Da qualche mese regna come campione intercontinentale a Smackdown un lottatore austriaco, Gunther. Avanza incontrastato per la sua strada, accompagnato da due proseliti, Giovanni Vinci (di chiare origini italiane) e Ludwig Kaiser, e tutti e tre formano la stable italo-tedesca-austriaca di nome Imperium. Ovviamente il gruppo nasce come “supporto” al lottatore viennese, quindi i personaggi sono poco sviluppati e approfonditi, però nonostante tutto già si staglia come minaccia incombente nello show blu. Ad onor del vero Gunther si serve poco dei due fedelissimi, e spesso i match li vince in maniera pulita, tanto che è assurto ad un grado di “credibilità ” del tutto inaspettato in poco tempo.
Per chi come me non ha potuto apprezzarlo ad NXT, o peggio ancora nei circuiti indipendenti, il campione intercontinentale si presentava sulla rampa del Main Roster come il classico algido lottatore filotedesco, poche chiacchiere e tante botte. Un cliché della WWE, utilizzato più volte in passato, sopratutto con i Wrestler non nati su suolo Americano che, per ragioni meramente culturali, non erano protagonisti di grandi segmenti al microfono, e che si distinguevano dal resto del roster per la loro “freddezza” e la loro fisicità . Tuttavia, seppur all’inizio Gunther è sembrato uno dei tanti, il lottatore è riuscito a sorprendere (e sorprendermi) portando sul ring qualcosa di leggermente “diverso” rispetto al passato: la credibilità . Io parlo spesso di questo fattore, e può risultare alle volte inflazionato, però per me è di natura vitale perché un wrestler mi possa o no piacere. E sono sicuro che, infondo infondo, è un parametro che adottano in tantissimi.

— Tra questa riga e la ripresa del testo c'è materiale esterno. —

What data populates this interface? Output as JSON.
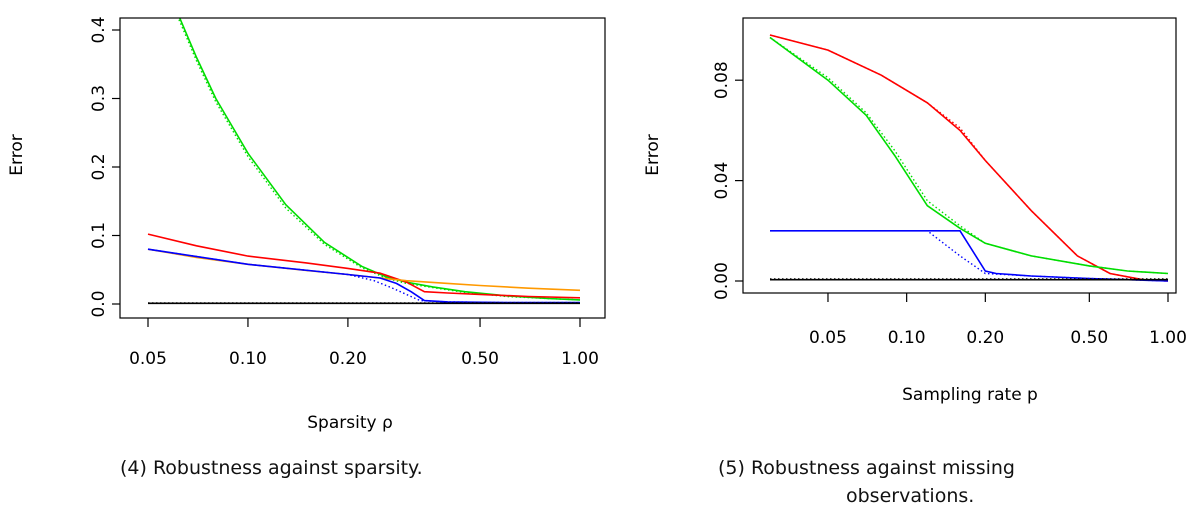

Il fattore “credibilità ” è quella variabile che identifica il grado di “realismo” che una personalità , un segmento al microfono o un match sono in grado di trasmettere al pubblico. Scontato il paradosso che il Wrestling è un connubio tra recitazione e sport, la percezione che un determinato momento sia “reale” (che quella manovra faccia male per davvero, o che quel lottatore odi davvero quell’altro, ecc ecc…) è ciò che alla fine della fiera tutti i fan di wrestling cercano in uno spettacolo come questo. C’è chi la chiama sospensione della incredulità , chi la chiama intrattenimento, chi “realismo” del prodotto. Gunther è, nello specifico, la quintessenza della credibilità .
A mio parere il suo match con Sheamus è candidato a “Match of the year”. Senza abbandonarmi ad un profluvio di commenti positivi sulla contesa, peraltro abbondantemente elogiata già da tutti i siti di settore, dico che guardare quel match è stato come guardare un match di MMA. Come spesso mi capita quando guardo match fisici, ben “ragionati” e che seguono una linea psicologica spesso troppo trascurata da altri, in cui uno dei due coinvolti è il lottatore austriaco. La sua personalità di cinico calcolatore, incapace di provare sentimento alcuno (neppure per i suoi sodali che spesso bistratta con violenza) fanno da cornice ad uno stile di lotta puro e “crudo”. Come farebbe, per l’appunto, un “vero” lottatore austriaco impegnato in una contesa di arti marziali. Se a tutto ciò aggiungi una tipologia di lottatore che mi ricorda le vecchie glorie della NWA per stile di lotta e ring attire, allora non posso che apprezzare l’attuale campione intercontinentale. C’è chi sostiene che sia anacronistico. Io dico che, talvolta, “old is gold”.